Common ownership and democratic control of the means of production would not give the ownership of the tools of labour to the individual worker. That was once possible, in the days when production was of necessity carried on by hand labour. It is not possible with machine production, which is only carried on by the organised labour of masses of workers. But collective ownership would make it impossible for the idle few to exploit the industrious many. It would make it possible for the workers themselves to exercise an effective control over the products of their labour and their distribution. It would make certain a fuller enjoyment by the producers of the wealth they produce. This is what we mean when we say that common ownership of the forces of social production would result in a greater diffusion of real private property. 

 

Socialism, then, is an attempt to realise in the larger life of the community that rational and fair adjustment of collective and individual power and responsibility 

 

 

The socialist ideal is not at all incompatible with the development of individual genius and character.  Until we socialise all we shall waste an incalculable amount of potential individual genius. We must give to every child born full and free access to every social gift, to develop all his or her gifts. Socialism, then, is not aiming at equality and a level plain of mediocrity.
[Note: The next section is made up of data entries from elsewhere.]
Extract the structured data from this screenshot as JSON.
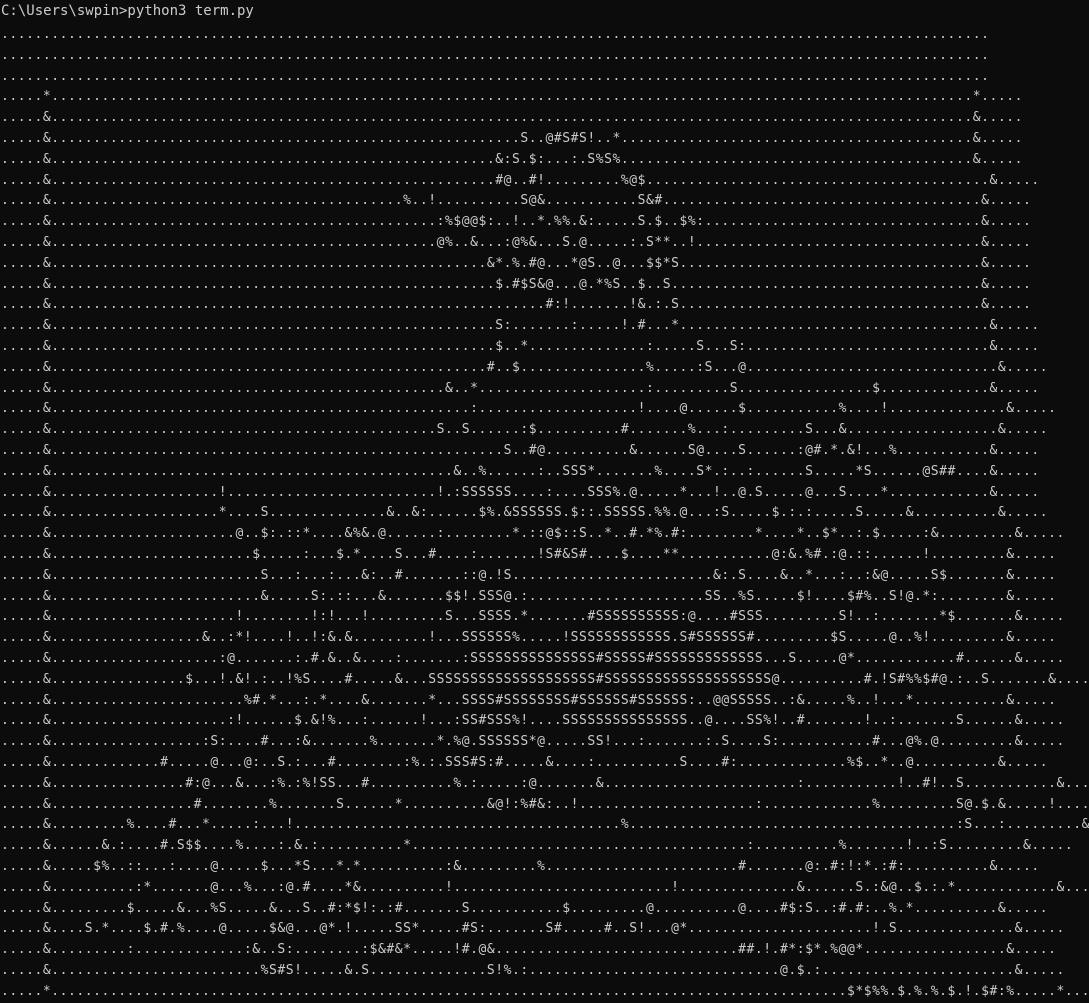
{
  "terminal": {
    "command_line": "C:\\Users\\swpin>python3 term.py",
    "background_color": "#0c0c0c",
    "text_color": "#cccccc",
    "output_lines": [
      "......................................................................................................................",
      "......................................................................................................................",
      "......................................................................................................................",
      ".....*..............................................................................................................*.....",
      ".....&..............................................................................................................&.....",
      ".....&........................................................S..@#S#S!..*..........................................&.....",
      ".....&.....................................................&:S.$:...:.S%S%..........................................&.....",
      ".....&.....................................................#@..#!.........%@$.........................................&.....",
      ".....&..........................................%..!..........S@&...........S&#......................................&.....",
      ".....&..............................................:%$@@$:..!..*.%%.&:.....S.$..$%:.................................&.....",
      ".....&..............................................@%..&...:@%&...S.@.....:.S**..!..................................&.....",
      ".....&....................................................&*.%.#@...*@S..@...$$*S....................................&.....",
      ".....&.....................................................$.#$S&@...@.*%S..$..S.....................................&.....",
      ".....&...........................................................#:!.......!&.:.S....................................&.....",
      ".....&.....................................................S:.......:.....!.#...*.....................................&.....",
      ".....&.....................................................$..*..............:.....S...S:.............................&.....",
      ".....&....................................................#..$...............%.....:S...@..............................&.....",
      ".....&...............................................&..*....................:.........S................$.............&.....",
      ".....&..................................................:...................!....@......$...........%....!..............&.....",
      ".....&..............................................S..S......:$..........#.......%...:.........S...&..................&.....",
      ".....&......................................................S..#@..........&......S@....S......:@#.*.&!...%...........&.....",
      ".....&................................................&..%......:..SSS*.......%....S*.:..:......S.....*S......@S##....&.....",
      ".....&....................!.........................!.:SSSSSS....:....SSS%.@.....*...!..@.S.....@...S....*............&.....",
      ".....&....................*....S..............&..&:......$%.&SSSSSS.$::.SSSSS.%%.@...:S.....$.:.:.....S.....&..........&.....",
      ".....&......................@..$:.::*....&%&.@......:........*.::@$::S..*..#.*%.#:........*....*..$*..:.$.....:&.........&.....",
      ".....&........................$.....:...$.*....S...#....:.......!S#&S#....$....**...........@:&.%#.:@.::......!.........&.....",
      ".....&.........................S...:...:...&:..#.......::@.!S........................&:.S....&..*...:..:&@.....S$.......&.....",
      ".....&.........................&.....S:.::...&.......$$!.SSS@.:.....................SS..%S.....$!....$#%..S!@.*:........&.....",
      ".....&......................!........!:!...!.........S...SSSS.*.......#SSSSSSSSSS:@....#SSS.........S!..:.......*$.......&.....",
      ".....&..................&..:*!....!..!:&.&.........!...SSSSSS%.....!SSSSSSSSSSSS.S#SSSSSS#.........$S.....@..%!.........&.....",
      ".....&....................:@.......:.#.&..&....:.......:SSSSSSSSSSSSSSS#SSSSS#SSSSSSSSSSSSS...S.....@*............#......&.....",
      ".....&................$...!.&!.:..!%S....#.....&...SSSSSSSSSSSSSSSSSSSS#SSSSSSSSSSSSSSSSSSSS@..........#.!S#%%$#@.:..S.......&.....",
      ".....&.......................%#.*...:.*....&.......*...SSSS#SSSSSSSS#SSSSSS#SSSSSS:..@@SSSSS..:&.....%..!...*...........&.....",
      ".....&.....................:!......$.&!%...:......!...:SS#SSS%!....SSSSSSSSSSSSSSS..@....SS%!..#.......!..:.......S......&.....",
      ".....&..................:S:....#...:&.......%.......*.%@.SSSSSS*@.....SS!...:.......:.S....S:...........#...@%.@.........&.....",
      ".....&.............#.....@...@:..S.:...#........:%.:.SSS#S:#.....&....:..........S....#:.............%$..*..@..........&.....",
      ".....&................#:@...&...:%.:%!SS...#..........%.:.....:@.......&.......................:...........!..#!..S...........&.....",
      ".....&.................#........%.......S......*..........&@!:%#&:..!.....................:.............%.........S@.$.&.....!........&.....",
      ".....&.........%....#...*.....:...!.......................................%.......................................:S...:.........&.....",
      ".....&......&.:....#.S$$....%....:.&.:..........*........................................:..........%.......!..:S.........&.....",
      ".....&.....$%..::...:....@.....$...*S...*.*..........:&.........%.......................#.......@:.#:!:*.:#:..........&.....",
      ".....&..........:*.......@...%...:@.#....*&..........!..........................!..............&......S.:&@..$.:.*............&.....",
      ".....&.........$.....&...%S.....&...S..#:*$!:.:#.......S...........$.........@..........@....#$:S..:#.#:..%.*..........&.....",
      ".....&....S.*....$.#.%....@.....$&@...@*.!.....SS*.....#S:.......S#.....#..S!...@*......................!.S..............&.....",
      ".....&.........:.............:&..S:........:$&#&*.....!#.@&.............................##.!.#*:$*.%@@*.................&.....",
      ".....&.........................%S#S!.....&.S..............S!%.:..............................@.$.:.......................&.....",
      ".....*...............................................................................................$*$%%.$.%.%.$.!.$#:%.....*.....",
      ".................................................................................................*.$:%.!$*!...*.!:$.:.@......"
    ]
  }
}
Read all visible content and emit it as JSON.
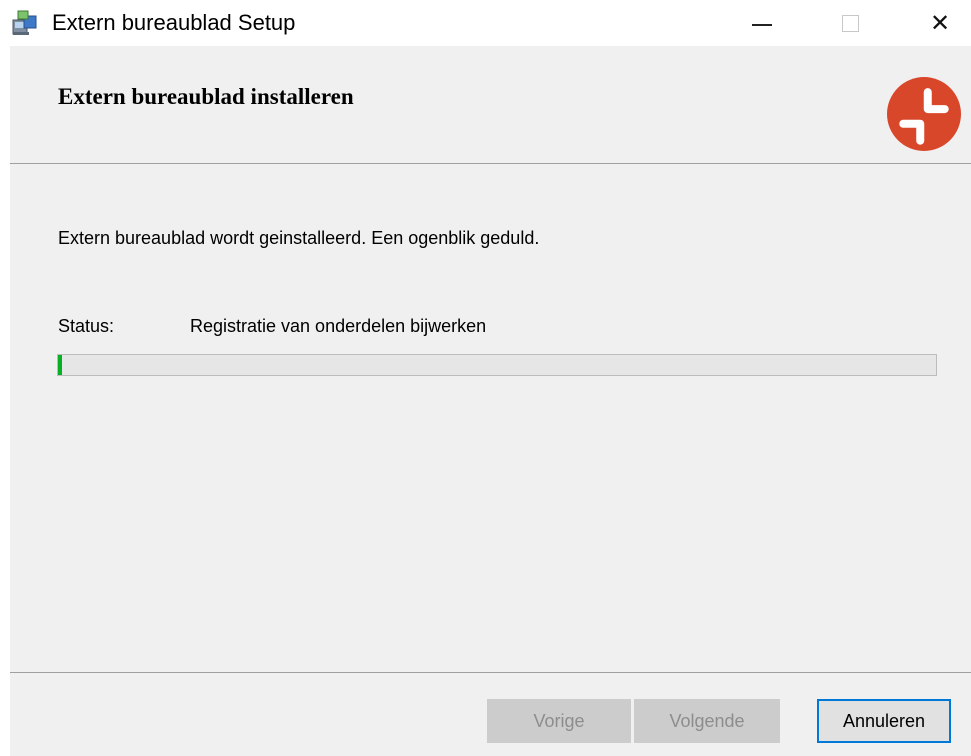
{
  "window": {
    "title": "Extern bureaublad Setup",
    "icons": {
      "app": "installer-package-icon",
      "minimize": "minimize-icon",
      "maximize": "maximize-icon",
      "close": "close-icon",
      "close_glyph": "✕"
    }
  },
  "banner": {
    "title": "Extern bureaublad installeren",
    "logo": "remote-desktop-logo-icon",
    "logo_color": "#d9472b"
  },
  "body": {
    "description": "Extern bureaublad wordt geinstalleerd. Een ogenblik geduld.",
    "status_label": "Status:",
    "status_value": "Registratie van onderdelen bijwerken",
    "progress_percent": 0.5,
    "progress_color": "#06b025"
  },
  "footer": {
    "back_label": "Vorige",
    "next_label": "Volgende",
    "cancel_label": "Annuleren",
    "accent_color": "#0078d7"
  }
}
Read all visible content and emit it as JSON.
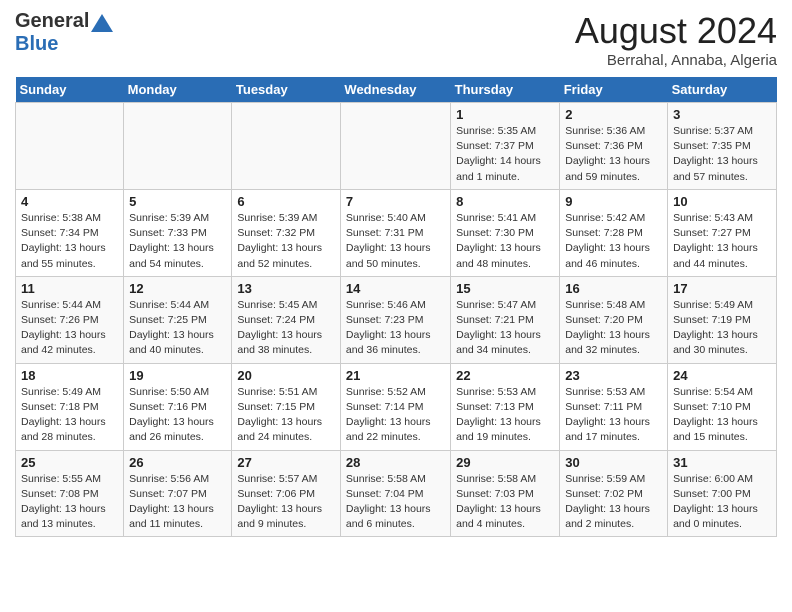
{
  "header": {
    "logo_general": "General",
    "logo_blue": "Blue",
    "title": "August 2024",
    "subtitle": "Berrahal, Annaba, Algeria"
  },
  "days_of_week": [
    "Sunday",
    "Monday",
    "Tuesday",
    "Wednesday",
    "Thursday",
    "Friday",
    "Saturday"
  ],
  "weeks": [
    [
      {
        "day": "",
        "info": ""
      },
      {
        "day": "",
        "info": ""
      },
      {
        "day": "",
        "info": ""
      },
      {
        "day": "",
        "info": ""
      },
      {
        "day": "1",
        "info": "Sunrise: 5:35 AM\nSunset: 7:37 PM\nDaylight: 14 hours\nand 1 minute."
      },
      {
        "day": "2",
        "info": "Sunrise: 5:36 AM\nSunset: 7:36 PM\nDaylight: 13 hours\nand 59 minutes."
      },
      {
        "day": "3",
        "info": "Sunrise: 5:37 AM\nSunset: 7:35 PM\nDaylight: 13 hours\nand 57 minutes."
      }
    ],
    [
      {
        "day": "4",
        "info": "Sunrise: 5:38 AM\nSunset: 7:34 PM\nDaylight: 13 hours\nand 55 minutes."
      },
      {
        "day": "5",
        "info": "Sunrise: 5:39 AM\nSunset: 7:33 PM\nDaylight: 13 hours\nand 54 minutes."
      },
      {
        "day": "6",
        "info": "Sunrise: 5:39 AM\nSunset: 7:32 PM\nDaylight: 13 hours\nand 52 minutes."
      },
      {
        "day": "7",
        "info": "Sunrise: 5:40 AM\nSunset: 7:31 PM\nDaylight: 13 hours\nand 50 minutes."
      },
      {
        "day": "8",
        "info": "Sunrise: 5:41 AM\nSunset: 7:30 PM\nDaylight: 13 hours\nand 48 minutes."
      },
      {
        "day": "9",
        "info": "Sunrise: 5:42 AM\nSunset: 7:28 PM\nDaylight: 13 hours\nand 46 minutes."
      },
      {
        "day": "10",
        "info": "Sunrise: 5:43 AM\nSunset: 7:27 PM\nDaylight: 13 hours\nand 44 minutes."
      }
    ],
    [
      {
        "day": "11",
        "info": "Sunrise: 5:44 AM\nSunset: 7:26 PM\nDaylight: 13 hours\nand 42 minutes."
      },
      {
        "day": "12",
        "info": "Sunrise: 5:44 AM\nSunset: 7:25 PM\nDaylight: 13 hours\nand 40 minutes."
      },
      {
        "day": "13",
        "info": "Sunrise: 5:45 AM\nSunset: 7:24 PM\nDaylight: 13 hours\nand 38 minutes."
      },
      {
        "day": "14",
        "info": "Sunrise: 5:46 AM\nSunset: 7:23 PM\nDaylight: 13 hours\nand 36 minutes."
      },
      {
        "day": "15",
        "info": "Sunrise: 5:47 AM\nSunset: 7:21 PM\nDaylight: 13 hours\nand 34 minutes."
      },
      {
        "day": "16",
        "info": "Sunrise: 5:48 AM\nSunset: 7:20 PM\nDaylight: 13 hours\nand 32 minutes."
      },
      {
        "day": "17",
        "info": "Sunrise: 5:49 AM\nSunset: 7:19 PM\nDaylight: 13 hours\nand 30 minutes."
      }
    ],
    [
      {
        "day": "18",
        "info": "Sunrise: 5:49 AM\nSunset: 7:18 PM\nDaylight: 13 hours\nand 28 minutes."
      },
      {
        "day": "19",
        "info": "Sunrise: 5:50 AM\nSunset: 7:16 PM\nDaylight: 13 hours\nand 26 minutes."
      },
      {
        "day": "20",
        "info": "Sunrise: 5:51 AM\nSunset: 7:15 PM\nDaylight: 13 hours\nand 24 minutes."
      },
      {
        "day": "21",
        "info": "Sunrise: 5:52 AM\nSunset: 7:14 PM\nDaylight: 13 hours\nand 22 minutes."
      },
      {
        "day": "22",
        "info": "Sunrise: 5:53 AM\nSunset: 7:13 PM\nDaylight: 13 hours\nand 19 minutes."
      },
      {
        "day": "23",
        "info": "Sunrise: 5:53 AM\nSunset: 7:11 PM\nDaylight: 13 hours\nand 17 minutes."
      },
      {
        "day": "24",
        "info": "Sunrise: 5:54 AM\nSunset: 7:10 PM\nDaylight: 13 hours\nand 15 minutes."
      }
    ],
    [
      {
        "day": "25",
        "info": "Sunrise: 5:55 AM\nSunset: 7:08 PM\nDaylight: 13 hours\nand 13 minutes."
      },
      {
        "day": "26",
        "info": "Sunrise: 5:56 AM\nSunset: 7:07 PM\nDaylight: 13 hours\nand 11 minutes."
      },
      {
        "day": "27",
        "info": "Sunrise: 5:57 AM\nSunset: 7:06 PM\nDaylight: 13 hours\nand 9 minutes."
      },
      {
        "day": "28",
        "info": "Sunrise: 5:58 AM\nSunset: 7:04 PM\nDaylight: 13 hours\nand 6 minutes."
      },
      {
        "day": "29",
        "info": "Sunrise: 5:58 AM\nSunset: 7:03 PM\nDaylight: 13 hours\nand 4 minutes."
      },
      {
        "day": "30",
        "info": "Sunrise: 5:59 AM\nSunset: 7:02 PM\nDaylight: 13 hours\nand 2 minutes."
      },
      {
        "day": "31",
        "info": "Sunrise: 6:00 AM\nSunset: 7:00 PM\nDaylight: 13 hours\nand 0 minutes."
      }
    ]
  ]
}
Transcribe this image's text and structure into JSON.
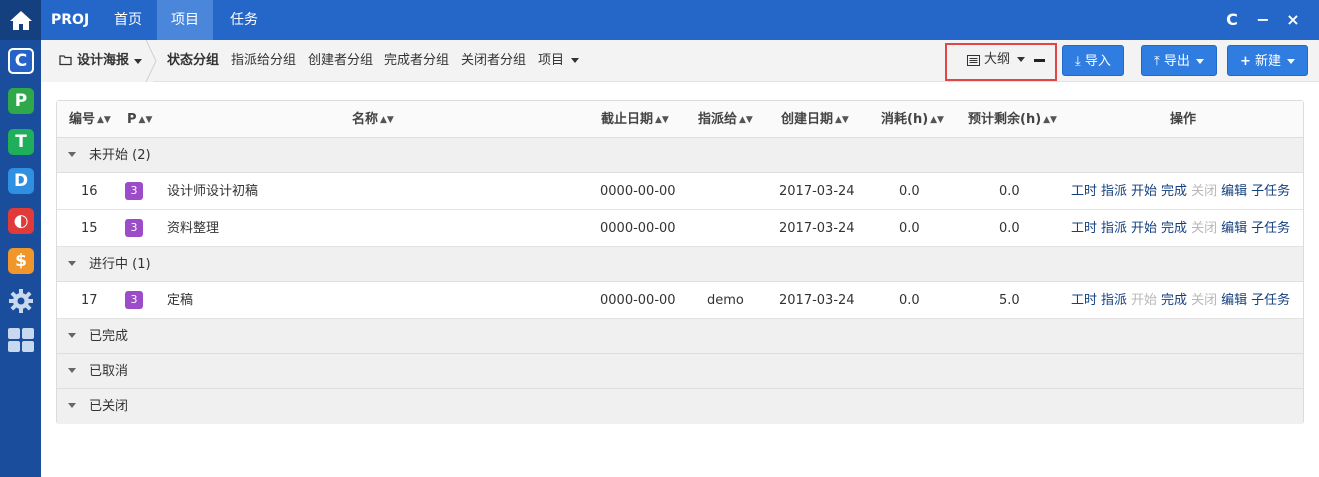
{
  "topbar": {
    "brand": "PROJ",
    "nav": [
      "首页",
      "项目",
      "任务"
    ],
    "window_buttons": [
      "C",
      "−",
      "×"
    ]
  },
  "subbar": {
    "project": "设计海报",
    "groups": [
      "状态分组",
      "指派给分组",
      "创建者分组",
      "完成者分组",
      "关闭者分组",
      "项目"
    ],
    "outline": "大纲",
    "import": "导入",
    "export": "导出",
    "new": "新建"
  },
  "table": {
    "headers": {
      "id": "编号",
      "pri": "P",
      "name": "名称",
      "deadline": "截止日期",
      "assigned": "指派给",
      "created": "创建日期",
      "consumed": "消耗(h)",
      "left": "预计剩余(h)",
      "actions": "操作"
    },
    "groups": [
      {
        "label": "未开始 (2)",
        "rows": [
          {
            "id": "16",
            "pri": "3",
            "name": "设计师设计初稿",
            "deadline": "0000-00-00",
            "assigned": "",
            "created": "2017-03-24",
            "consumed": "0.0",
            "left": "0.0",
            "start_enabled": true
          },
          {
            "id": "15",
            "pri": "3",
            "name": "资料整理",
            "deadline": "0000-00-00",
            "assigned": "",
            "created": "2017-03-24",
            "consumed": "0.0",
            "left": "0.0",
            "start_enabled": true
          }
        ]
      },
      {
        "label": "进行中 (1)",
        "rows": [
          {
            "id": "17",
            "pri": "3",
            "name": "定稿",
            "deadline": "0000-00-00",
            "assigned": "demo",
            "created": "2017-03-24",
            "consumed": "0.0",
            "left": "5.0",
            "start_enabled": false
          }
        ]
      },
      {
        "label": "已完成",
        "rows": []
      },
      {
        "label": "已取消",
        "rows": []
      },
      {
        "label": "已关闭",
        "rows": []
      }
    ],
    "action_labels": [
      "工时",
      "指派",
      "开始",
      "完成",
      "关闭",
      "编辑",
      "子任务"
    ]
  },
  "colors": {
    "topbar": "#2567c8",
    "rail": "#1a4d9b",
    "button": "#2f7de1",
    "priority_badge": "#9c4bc9",
    "highlight": "#e04646"
  }
}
Poverty must be abolished, because it is anti-social, and denies millions opportunity to develop their inborn powers. The disease-breeding tenement and the slum must go for the same reason. To-day the production and the exchange of wealth are functions carried on with an anti-social object, namely, the profit of a class of non-producers. That is the fundamental wrong of capitalism. That is the source of its poverty and its inequality. Those who make the bread of the world cannot eat the bread their hands have made. No one is poor because there is not enough for all. No child suffers hunger because there is a dearth of food. No child wears rags or goes without shoes because good clothes and shoes cannot be made in sufficient quantity to supply all. We have abundant natural resources and wonderful powers of production; on the other side are have a great unsatisfied need which could be easily satisfied. But we have not as yet learned to direct our productive capacity to the social good. No human want would remain unsatisfied so long as there were unexhausted productive powers. All our resources and our skill and might would be combined to meet the needs of every human being. 

 

We must end capitalism and establish a socialist world. There is no other way. We aim to make life better, happier and more beautiful for all, capable of producing plenty for all.